SATYA RANJAN BAKSHI Vs. EMPEROR

Decided On January 25, 1929
SATYA RANJAN BAKSHI Appellant
V/S
EMPEROR Respondents

JUDGEMENT

(1.) The appellants, Satya Ranjan Bakshi and Pulin Bihari Dhar, Editor, and Printer of the newspaper "Forward" which is printed in English and published in Calcutta, have been convicted by the Chief Presidency Magistrate of Calcutta under Section 124-A, I.P.C., and sentenced to terms of six months and three months simple imprisonment respectively. They were prosecuted in connexion with an article entitled "The Uninformed" which appeared in that paper on 1 December last. The learned Chief Presidency Magistrate found that the article taken as a whole clearly refers to the Government established by law, that the words imperial bullies occurring therein refer to that Government and not to the police, and that the entire article was clearly intended to be an attack upon Government, that it was calculated and intended to bring Government into hatred and contempt, and to excite disaffection towards it. He further found that it did not come within any of the exceptions to Section 124-A.

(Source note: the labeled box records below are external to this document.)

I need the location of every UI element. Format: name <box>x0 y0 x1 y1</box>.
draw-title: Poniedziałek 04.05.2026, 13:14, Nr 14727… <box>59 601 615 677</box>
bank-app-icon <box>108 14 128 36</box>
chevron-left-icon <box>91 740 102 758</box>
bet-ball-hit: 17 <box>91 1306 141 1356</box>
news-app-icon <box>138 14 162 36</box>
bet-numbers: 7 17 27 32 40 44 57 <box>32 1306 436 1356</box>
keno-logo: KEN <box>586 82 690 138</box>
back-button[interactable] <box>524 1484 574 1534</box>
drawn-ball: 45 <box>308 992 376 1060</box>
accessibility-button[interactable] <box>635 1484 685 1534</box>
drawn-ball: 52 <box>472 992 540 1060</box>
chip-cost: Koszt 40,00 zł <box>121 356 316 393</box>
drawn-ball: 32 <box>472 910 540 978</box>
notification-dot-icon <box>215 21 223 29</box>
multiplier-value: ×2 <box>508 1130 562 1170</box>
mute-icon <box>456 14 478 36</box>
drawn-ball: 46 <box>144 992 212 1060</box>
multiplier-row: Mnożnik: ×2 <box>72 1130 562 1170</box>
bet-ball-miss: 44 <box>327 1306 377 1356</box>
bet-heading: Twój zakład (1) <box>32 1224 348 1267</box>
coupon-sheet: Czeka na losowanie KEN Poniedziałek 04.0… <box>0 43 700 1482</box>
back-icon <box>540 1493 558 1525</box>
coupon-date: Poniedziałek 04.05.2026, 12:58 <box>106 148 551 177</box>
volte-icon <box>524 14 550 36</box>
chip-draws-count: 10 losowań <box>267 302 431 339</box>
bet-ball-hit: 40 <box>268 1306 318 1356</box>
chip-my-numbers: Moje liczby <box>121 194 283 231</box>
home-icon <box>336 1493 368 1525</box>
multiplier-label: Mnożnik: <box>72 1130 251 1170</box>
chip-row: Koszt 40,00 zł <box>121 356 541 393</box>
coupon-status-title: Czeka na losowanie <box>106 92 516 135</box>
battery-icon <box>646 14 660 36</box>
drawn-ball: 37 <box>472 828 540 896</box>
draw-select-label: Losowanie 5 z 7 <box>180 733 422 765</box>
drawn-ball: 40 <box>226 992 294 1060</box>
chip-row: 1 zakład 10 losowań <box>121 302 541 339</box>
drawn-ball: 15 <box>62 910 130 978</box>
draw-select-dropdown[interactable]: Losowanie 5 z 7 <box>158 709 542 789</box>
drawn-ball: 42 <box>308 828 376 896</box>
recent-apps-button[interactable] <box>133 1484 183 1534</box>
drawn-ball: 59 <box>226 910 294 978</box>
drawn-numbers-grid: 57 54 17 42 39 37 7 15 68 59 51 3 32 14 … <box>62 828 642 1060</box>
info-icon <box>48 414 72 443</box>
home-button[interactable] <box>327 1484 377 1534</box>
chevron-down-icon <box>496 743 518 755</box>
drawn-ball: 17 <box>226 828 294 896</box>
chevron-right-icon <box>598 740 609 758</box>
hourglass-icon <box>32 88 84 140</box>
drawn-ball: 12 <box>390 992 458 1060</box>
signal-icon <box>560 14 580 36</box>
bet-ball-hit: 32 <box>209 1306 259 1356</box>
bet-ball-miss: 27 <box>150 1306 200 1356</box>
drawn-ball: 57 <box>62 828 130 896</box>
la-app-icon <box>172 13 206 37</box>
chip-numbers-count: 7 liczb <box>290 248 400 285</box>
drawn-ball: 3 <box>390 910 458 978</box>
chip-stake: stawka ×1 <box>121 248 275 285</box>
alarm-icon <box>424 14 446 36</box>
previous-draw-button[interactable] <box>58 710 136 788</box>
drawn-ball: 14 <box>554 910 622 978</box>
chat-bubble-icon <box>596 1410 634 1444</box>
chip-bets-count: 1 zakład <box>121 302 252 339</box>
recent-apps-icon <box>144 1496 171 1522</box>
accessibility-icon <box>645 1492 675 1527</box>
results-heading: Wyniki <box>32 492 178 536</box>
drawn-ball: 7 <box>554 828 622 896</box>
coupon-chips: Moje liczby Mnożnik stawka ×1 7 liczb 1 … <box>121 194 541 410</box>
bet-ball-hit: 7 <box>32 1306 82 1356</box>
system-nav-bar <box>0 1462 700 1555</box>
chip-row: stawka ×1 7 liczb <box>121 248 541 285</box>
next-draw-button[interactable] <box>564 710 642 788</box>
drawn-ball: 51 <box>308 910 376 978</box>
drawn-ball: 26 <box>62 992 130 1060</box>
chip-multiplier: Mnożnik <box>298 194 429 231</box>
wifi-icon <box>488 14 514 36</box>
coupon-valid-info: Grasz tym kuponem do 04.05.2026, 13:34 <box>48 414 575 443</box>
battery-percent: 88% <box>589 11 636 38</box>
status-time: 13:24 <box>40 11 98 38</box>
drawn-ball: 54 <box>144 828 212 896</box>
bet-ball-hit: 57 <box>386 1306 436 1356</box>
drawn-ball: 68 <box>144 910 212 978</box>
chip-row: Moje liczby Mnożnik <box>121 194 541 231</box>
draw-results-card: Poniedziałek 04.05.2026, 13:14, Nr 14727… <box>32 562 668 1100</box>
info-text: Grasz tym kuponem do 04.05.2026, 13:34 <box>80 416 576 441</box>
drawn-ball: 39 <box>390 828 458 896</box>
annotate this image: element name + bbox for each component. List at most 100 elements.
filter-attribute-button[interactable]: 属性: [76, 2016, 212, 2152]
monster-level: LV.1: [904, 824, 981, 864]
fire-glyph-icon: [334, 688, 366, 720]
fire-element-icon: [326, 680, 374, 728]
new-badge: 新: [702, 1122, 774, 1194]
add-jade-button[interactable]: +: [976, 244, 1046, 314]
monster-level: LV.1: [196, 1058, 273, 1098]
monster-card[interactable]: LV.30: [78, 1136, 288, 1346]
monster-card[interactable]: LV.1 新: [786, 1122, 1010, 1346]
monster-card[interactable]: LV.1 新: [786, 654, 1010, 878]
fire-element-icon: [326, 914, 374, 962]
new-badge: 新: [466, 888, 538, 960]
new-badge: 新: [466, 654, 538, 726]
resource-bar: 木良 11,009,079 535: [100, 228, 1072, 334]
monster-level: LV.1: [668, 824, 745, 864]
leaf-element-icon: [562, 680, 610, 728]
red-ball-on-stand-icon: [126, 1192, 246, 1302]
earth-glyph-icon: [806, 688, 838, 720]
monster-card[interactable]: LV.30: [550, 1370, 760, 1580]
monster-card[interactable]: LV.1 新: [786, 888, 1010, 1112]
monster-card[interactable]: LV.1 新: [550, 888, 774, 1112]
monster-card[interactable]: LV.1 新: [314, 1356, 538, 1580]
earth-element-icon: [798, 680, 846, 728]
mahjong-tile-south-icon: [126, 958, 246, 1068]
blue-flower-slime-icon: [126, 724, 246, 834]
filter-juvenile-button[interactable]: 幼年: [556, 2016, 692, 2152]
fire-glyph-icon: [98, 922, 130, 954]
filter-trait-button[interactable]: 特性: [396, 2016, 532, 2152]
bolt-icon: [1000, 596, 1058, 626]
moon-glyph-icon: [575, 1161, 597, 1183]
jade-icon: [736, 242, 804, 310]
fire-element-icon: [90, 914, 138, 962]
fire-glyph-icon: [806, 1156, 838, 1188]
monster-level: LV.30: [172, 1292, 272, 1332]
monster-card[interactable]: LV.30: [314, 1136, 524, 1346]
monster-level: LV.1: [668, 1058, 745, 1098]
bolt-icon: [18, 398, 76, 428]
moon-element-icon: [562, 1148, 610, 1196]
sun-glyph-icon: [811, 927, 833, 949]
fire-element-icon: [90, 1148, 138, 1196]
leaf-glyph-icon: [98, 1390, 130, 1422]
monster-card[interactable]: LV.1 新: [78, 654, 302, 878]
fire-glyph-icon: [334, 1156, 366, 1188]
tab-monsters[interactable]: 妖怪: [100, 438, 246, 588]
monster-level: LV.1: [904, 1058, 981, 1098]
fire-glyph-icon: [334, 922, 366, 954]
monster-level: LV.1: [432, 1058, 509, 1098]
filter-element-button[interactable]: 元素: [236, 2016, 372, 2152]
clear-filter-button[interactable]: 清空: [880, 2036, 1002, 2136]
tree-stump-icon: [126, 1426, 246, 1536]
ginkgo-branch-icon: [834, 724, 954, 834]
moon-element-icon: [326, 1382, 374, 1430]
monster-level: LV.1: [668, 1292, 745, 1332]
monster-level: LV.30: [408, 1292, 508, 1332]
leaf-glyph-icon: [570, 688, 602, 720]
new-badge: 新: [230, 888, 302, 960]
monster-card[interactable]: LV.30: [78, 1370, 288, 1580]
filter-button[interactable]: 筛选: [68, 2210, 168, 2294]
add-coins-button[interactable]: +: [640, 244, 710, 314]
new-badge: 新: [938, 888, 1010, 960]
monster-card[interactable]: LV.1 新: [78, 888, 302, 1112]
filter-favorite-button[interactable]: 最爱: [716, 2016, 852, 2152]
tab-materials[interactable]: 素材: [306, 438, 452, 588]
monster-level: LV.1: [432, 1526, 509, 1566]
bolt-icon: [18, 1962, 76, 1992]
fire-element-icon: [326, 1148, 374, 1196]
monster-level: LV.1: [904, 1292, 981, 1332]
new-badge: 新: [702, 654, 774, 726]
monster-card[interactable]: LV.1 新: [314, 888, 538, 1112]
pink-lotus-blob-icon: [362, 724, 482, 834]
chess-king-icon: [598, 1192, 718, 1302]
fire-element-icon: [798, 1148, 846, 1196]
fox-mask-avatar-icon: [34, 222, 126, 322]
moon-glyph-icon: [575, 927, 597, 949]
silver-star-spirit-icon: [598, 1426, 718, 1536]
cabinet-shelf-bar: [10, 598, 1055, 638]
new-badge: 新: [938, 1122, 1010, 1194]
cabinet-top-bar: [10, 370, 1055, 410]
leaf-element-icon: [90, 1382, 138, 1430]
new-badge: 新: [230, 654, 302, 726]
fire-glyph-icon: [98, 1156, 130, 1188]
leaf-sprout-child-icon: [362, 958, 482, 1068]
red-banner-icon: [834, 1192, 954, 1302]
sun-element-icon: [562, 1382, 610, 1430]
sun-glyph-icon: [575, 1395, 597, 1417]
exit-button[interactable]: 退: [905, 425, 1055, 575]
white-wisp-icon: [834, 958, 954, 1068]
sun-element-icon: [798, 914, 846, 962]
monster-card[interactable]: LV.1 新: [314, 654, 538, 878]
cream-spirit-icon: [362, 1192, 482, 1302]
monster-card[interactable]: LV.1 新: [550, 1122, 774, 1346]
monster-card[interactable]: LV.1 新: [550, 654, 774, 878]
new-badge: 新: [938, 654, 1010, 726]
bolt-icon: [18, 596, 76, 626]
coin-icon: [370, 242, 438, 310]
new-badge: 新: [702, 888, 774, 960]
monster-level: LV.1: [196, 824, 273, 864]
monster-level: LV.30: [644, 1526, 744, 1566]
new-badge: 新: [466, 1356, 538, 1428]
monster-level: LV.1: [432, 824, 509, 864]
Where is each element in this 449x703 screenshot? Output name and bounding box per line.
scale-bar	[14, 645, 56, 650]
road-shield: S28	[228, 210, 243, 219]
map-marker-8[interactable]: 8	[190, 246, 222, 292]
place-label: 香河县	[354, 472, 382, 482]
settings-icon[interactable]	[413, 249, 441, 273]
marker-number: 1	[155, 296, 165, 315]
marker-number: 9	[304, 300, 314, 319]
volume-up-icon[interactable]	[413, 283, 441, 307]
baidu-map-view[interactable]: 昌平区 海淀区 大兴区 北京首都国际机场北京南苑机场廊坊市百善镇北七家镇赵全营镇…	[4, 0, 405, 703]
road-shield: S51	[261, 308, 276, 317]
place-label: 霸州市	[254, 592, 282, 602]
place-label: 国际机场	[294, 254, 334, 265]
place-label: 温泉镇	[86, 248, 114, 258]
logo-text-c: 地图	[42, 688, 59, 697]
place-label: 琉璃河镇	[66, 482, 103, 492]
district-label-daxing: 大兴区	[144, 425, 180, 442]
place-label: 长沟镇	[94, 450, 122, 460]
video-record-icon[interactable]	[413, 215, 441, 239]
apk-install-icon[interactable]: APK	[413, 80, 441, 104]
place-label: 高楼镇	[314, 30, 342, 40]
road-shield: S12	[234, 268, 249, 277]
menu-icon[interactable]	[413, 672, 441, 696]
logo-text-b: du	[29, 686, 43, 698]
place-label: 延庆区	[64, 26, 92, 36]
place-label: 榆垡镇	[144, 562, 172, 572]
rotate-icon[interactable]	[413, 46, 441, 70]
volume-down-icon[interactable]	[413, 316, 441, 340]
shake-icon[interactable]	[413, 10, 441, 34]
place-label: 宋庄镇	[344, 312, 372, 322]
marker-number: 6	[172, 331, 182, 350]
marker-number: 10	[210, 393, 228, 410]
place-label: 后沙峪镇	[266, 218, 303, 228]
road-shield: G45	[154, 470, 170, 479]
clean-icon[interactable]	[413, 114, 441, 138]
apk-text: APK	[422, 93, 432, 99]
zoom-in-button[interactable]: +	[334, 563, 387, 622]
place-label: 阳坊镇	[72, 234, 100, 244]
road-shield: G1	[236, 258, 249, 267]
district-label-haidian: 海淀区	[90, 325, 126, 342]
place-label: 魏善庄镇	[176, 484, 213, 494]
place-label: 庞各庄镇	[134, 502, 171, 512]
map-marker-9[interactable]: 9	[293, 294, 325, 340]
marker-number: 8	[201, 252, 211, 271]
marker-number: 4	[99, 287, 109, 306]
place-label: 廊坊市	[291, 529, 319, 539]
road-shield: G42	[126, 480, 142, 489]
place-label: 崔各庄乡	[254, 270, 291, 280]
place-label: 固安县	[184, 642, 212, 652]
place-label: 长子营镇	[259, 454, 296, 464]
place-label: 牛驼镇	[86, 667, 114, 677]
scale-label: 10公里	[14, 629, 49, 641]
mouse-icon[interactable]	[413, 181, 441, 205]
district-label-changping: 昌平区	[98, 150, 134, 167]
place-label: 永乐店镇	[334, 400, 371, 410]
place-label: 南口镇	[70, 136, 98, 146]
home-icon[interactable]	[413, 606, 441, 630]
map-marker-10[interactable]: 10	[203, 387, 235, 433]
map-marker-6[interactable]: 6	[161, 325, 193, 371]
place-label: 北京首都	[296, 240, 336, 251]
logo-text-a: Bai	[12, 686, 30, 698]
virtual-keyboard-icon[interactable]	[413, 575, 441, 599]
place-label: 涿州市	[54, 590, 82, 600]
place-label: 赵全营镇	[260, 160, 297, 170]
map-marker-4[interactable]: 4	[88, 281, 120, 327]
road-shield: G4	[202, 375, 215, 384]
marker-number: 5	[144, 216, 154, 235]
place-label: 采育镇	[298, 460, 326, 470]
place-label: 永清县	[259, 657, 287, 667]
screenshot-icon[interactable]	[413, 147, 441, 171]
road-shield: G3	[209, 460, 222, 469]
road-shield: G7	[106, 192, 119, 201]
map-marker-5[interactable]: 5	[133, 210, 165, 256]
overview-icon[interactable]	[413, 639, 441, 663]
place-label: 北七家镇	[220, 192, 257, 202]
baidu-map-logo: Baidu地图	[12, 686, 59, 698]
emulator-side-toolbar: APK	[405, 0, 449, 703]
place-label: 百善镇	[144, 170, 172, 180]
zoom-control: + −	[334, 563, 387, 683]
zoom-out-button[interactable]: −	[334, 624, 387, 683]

(2.) On behalf of the appellants these findings have been challenged, and it has been urged that the article as a whole does not come within the purview of Section 124-A, that the learned Magistrate erred in construing it and interpreting it in the manner he has, and that in doing so he has relied upon isolated expressions and passages, whereas upon a true construction he should have held that it was merely an attack on the police and not upon Government. On behalf of the Crown the learned Advocate-General contended that however much ingenuity might be employed in endeavouring to explain away the language used, the article taken as a whole was plainly an attack not merely upon the police but upon the Government. The words "imperial bullies" he argued, referred to the Government and not to the police, and the warning at the end was given not to the police, but to the Government that, if they continue to employ the methods which they have recently adopted, viz., letting loose police hooligans, they will not save the British Empire from ruin.

(3.) Which of these conflicting view is correct can only be determined by an examination of the article itself. The article begins with historical reference to the time of the East India Company before the assumption by the Crown of the Sovereignty of India, and refers to various acts of oppression and repression. It then goes on apparently to refer to the mutiny period, and finally to Jallianwalla of recent memory, whose bloodstained walls and bloodstained earth testify, the article says to this day to the sovereignty of brute force.